It will take a very high level of skill to do a good (ie, convincing) job extracting you from the background in that photo. There are several reasons:
1. There is softness of focus and subject or camera movement. This makes the borders between the subject and the background indistinct. Crisp borders are vastly easier to deal with.
2. There is veiling glare in the RHS of the image that bleeds into your dress and makes those areas less saturated / pastel. Even if someone does a decent extraction and places you against a background that isn't overexposed, your dress will look oddly pastel-like in the areas that had bleeding. That will have to be dealt with.
3. Hair is a complicated texture. It's most easily extracted from a simple, less textured background. Unfortunately, the background to some of your hair is vegetation, ie, another highly textured material. The OOF and movement blur make the extraction of hair from the background much more difficult than it would have been without these problems.
It will be easy for many people to perform a mediocre extraction / background replacement. In other words, you will likely see halos and other artifacts around you. It will be vastly more difficult to do a good job on this extraction.

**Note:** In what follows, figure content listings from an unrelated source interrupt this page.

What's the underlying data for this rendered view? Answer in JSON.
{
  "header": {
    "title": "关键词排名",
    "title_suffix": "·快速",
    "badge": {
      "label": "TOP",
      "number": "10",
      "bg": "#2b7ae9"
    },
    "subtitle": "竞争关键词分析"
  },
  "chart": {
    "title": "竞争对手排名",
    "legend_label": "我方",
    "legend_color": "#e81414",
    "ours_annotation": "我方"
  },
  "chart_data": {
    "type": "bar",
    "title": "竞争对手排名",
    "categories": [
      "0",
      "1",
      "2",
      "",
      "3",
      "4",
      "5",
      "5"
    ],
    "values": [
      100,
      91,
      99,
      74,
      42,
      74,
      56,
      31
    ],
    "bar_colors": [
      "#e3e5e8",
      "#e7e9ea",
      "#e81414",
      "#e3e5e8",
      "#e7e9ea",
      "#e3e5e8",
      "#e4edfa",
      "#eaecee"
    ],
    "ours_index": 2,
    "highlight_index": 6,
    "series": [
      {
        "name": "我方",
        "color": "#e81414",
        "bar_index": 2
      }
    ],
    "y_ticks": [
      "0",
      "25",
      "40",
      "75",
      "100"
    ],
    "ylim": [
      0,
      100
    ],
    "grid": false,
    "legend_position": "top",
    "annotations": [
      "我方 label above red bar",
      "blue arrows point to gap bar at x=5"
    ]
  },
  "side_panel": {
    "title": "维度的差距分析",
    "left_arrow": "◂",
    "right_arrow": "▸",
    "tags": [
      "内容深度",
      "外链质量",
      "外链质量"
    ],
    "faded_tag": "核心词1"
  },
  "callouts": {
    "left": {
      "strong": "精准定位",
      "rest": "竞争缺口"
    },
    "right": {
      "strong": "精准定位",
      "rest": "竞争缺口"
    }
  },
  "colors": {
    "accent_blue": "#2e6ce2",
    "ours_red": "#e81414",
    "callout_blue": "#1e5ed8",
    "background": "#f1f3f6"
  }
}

If you would like to see a short tutorial on extracting hair from a background, look at this video:
http://youtube.googleapis.com/v/0G4dSJrn9aU?fs=1&hl=en_US&fs=1&autoplay=1
It's for a commercial plugin, Topaz Re-mask that is designed to help people with this sort of task, but the general principles covered in that video are applicable to almost any method of extracting a subject from a background.
HTH,
Tom M
PS - One more issue: Part of the "background" (ie, vegetation) is actually in front of you and obscuring parts of your body. To remove this will require synthesizing credible fake skin under where the leaves currently are obscuring you. This can be quite difficult.